Hormones over time may fight Alzheimer's
By Rita Rubin
USA Today
In the debate over the risks and benefits of men opausal hormone therapy, one of the largest remaining questions is whether it reduces the risk of Alzheimer's disease.
A report in the Journal of the American Medical Association adds to a small but growing body of evidence that the answer might be yes.
While basic biology suggests that estrogen protects brain cells against death, no one is saying that women should go on hormone therapy to reduce their Alzheimer's risk. The paper's senior author notes that similar types of studies spurred doctors to prescribe estrogen to protect against heart disease, a practice that has been abandoned in light of recent, more definitive findings.
But if subsequent trials prove that hormones decrease Alzheimer's risk, the therapy's risk-to-benefit ratio now tilted toward the risk side more than ever before could be greatly recast.
The new study focused on 1,889 older women in Cache County, Utah, part of a long-term investigation of genetic and environmental risk factors for Alzheimer's disease and other dementias.
The women were first screened for dementia between 1995 and 1997, when their average age was 74 1/2. They were asked if they had ever taken hormones and, if so, for how long. Researchers conducted a follow-up between 1998 and 2000.
Compared to women who had never used hormones, those who had used them were, on average, 40 percent less likely to develop Alzheimer's disease in the three-year period between their initial interview and the follow-up. The longer they were on hormone therapy, the lower their risk.
But when the researchers separated former users from current users, they found a lower risk of Alzheimer's only among former and current users who had been on hormones for more than a decade.

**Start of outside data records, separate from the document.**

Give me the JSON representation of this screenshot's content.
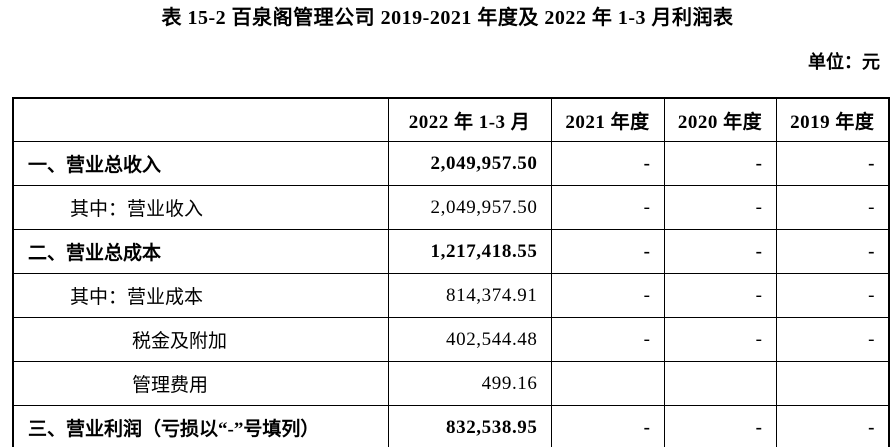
{
  "page": {
    "title": "表 15-2 百泉阁管理公司 2019-2021 年度及 2022 年 1-3 月利润表",
    "unit_label": "单位：元"
  },
  "table": {
    "columns": [
      "",
      "2022 年 1-3 月",
      "2021 年度",
      "2020 年度",
      "2019 年度"
    ],
    "rows": [
      {
        "label": "一、营业总收入",
        "indent": 0,
        "bold": true,
        "values": [
          "2,049,957.50",
          "-",
          "-",
          "-"
        ]
      },
      {
        "label": "其中：营业收入",
        "indent": 1,
        "bold": false,
        "values": [
          "2,049,957.50",
          "-",
          "-",
          "-"
        ]
      },
      {
        "label": "二、营业总成本",
        "indent": 0,
        "bold": true,
        "values": [
          "1,217,418.55",
          "-",
          "-",
          "-"
        ]
      },
      {
        "label": "其中：营业成本",
        "indent": 1,
        "bold": false,
        "values": [
          "814,374.91",
          "-",
          "-",
          "-"
        ]
      },
      {
        "label": "税金及附加",
        "indent": 2,
        "bold": false,
        "values": [
          "402,544.48",
          "-",
          "-",
          "-"
        ]
      },
      {
        "label": "管理费用",
        "indent": 2,
        "bold": false,
        "values": [
          "499.16",
          "",
          "",
          ""
        ]
      },
      {
        "label": "三、营业利润（亏损以“-”号填列）",
        "indent": 0,
        "bold": true,
        "values": [
          "832,538.95",
          "-",
          "-",
          "-"
        ]
      }
    ]
  }
}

Current users who had been on therapy for fewer than 10 years saw little, if any, benefit.
That finding, consistent with previous studies, suggests that hormone therapy may be beneficial only in the pre-symptomatic phase of Alzheimer's, which could span a decade or more.
Healthy-user bias tested
These results "offer both hope for a possible neuroprotective effect of hormone therapy and frustration that it could be difficult to determine the optimal timing of treatment," write Susan Resnick of the National Institute on Aging and Victor Henderson of the University of Arkansas in an accompanying editorial.
The findings do suggest that a critical period of use might happen to be the same time that women take hormones for relief of hot flashes and other symptoms, Resnick and Henderson write.
The new study's main limitation is that it is observational. In other words, researchers observed women who decided on their own whether to take hormones.
"This could be something that arises purely because the women who take the stuff are different in some important way from the women who don't and has nothing to do with the treatment itself," says senior author John Breitner, head of the geriatric center at the VA Puget Sound Health Care System in Seattle.
Observational studies are what led doctors and their patients to believe that estrogen protected against heart disease. It took randomized controlled trials, in which women were randomly assigned to receive either hormones or a placebo, to dispel that notion.
Scientists have attributed the discrepancy between the observational studies and the randomized trials to the "healthy user bias." In other words, women who opted to go on hormone therapy tended to be better educated and, therefore, took better care of themselves. Apparently, it was their healthier lifestyle, not hormones, that reduced their heart attack risk.
To assess the healthy user bias in their study, Breitner and his collaborators looked at whether women who took multivitamins or calcium supplements were less likely to develop Alzheimer's disease. They found no link.
"It adds to the level of confidence one might have in interpreting these data" about hormone use and Alzheimer's risk, Breitner says.
Still, he says, "We've been fooled before, thinking that observational data mean what they appear to mean and then finding out, when we do the trial, that it ain't necessarily so."
In July, the government-sponsored Women's Health Initiative halted a trial comparing estrogen plus progestin to a placebo because the risks outweighed the benefits.
While hormone users had fewer colon cancers and fractures after four years of treatment, they had more heart attacks, breast cancers, blood clots and strokes. As a result, experts are now recommending that women go on hormone therapy only for relief of severe menopause symptoms and then only on as low a dose for as short a period as possible.
The WHI trial did not include Alzheimer's disease in its risk/benefit profile. That is the focus of a spinoff study called WHIMS, which enrolled 7,480 women 65 and older from the estrogen-plus-progestin trial and an ongoing estrogen-only trial.
WHIMS participants undergo annual screening for dementia. Those who score below a certain point are examined and tested further. Researchers expect to publish the effects of estrogen plus progestin on dementia by early 2003. The effects of estrogen alone won't be known until after the end of that trial, scheduled for 2005.
More studies continue
The National Institutes of Health is funding a separate randomized trial to see if Prempro, the estrogen-plus-progestin product used in the WHI, or Premarin, which contains only estrogen, cuts Alzheimer's risk. That five-year trial, led by Mary Sano of Columbia University, plans to enroll a total of 900 women 65 and older who have a close relative with Alzheimer's disease.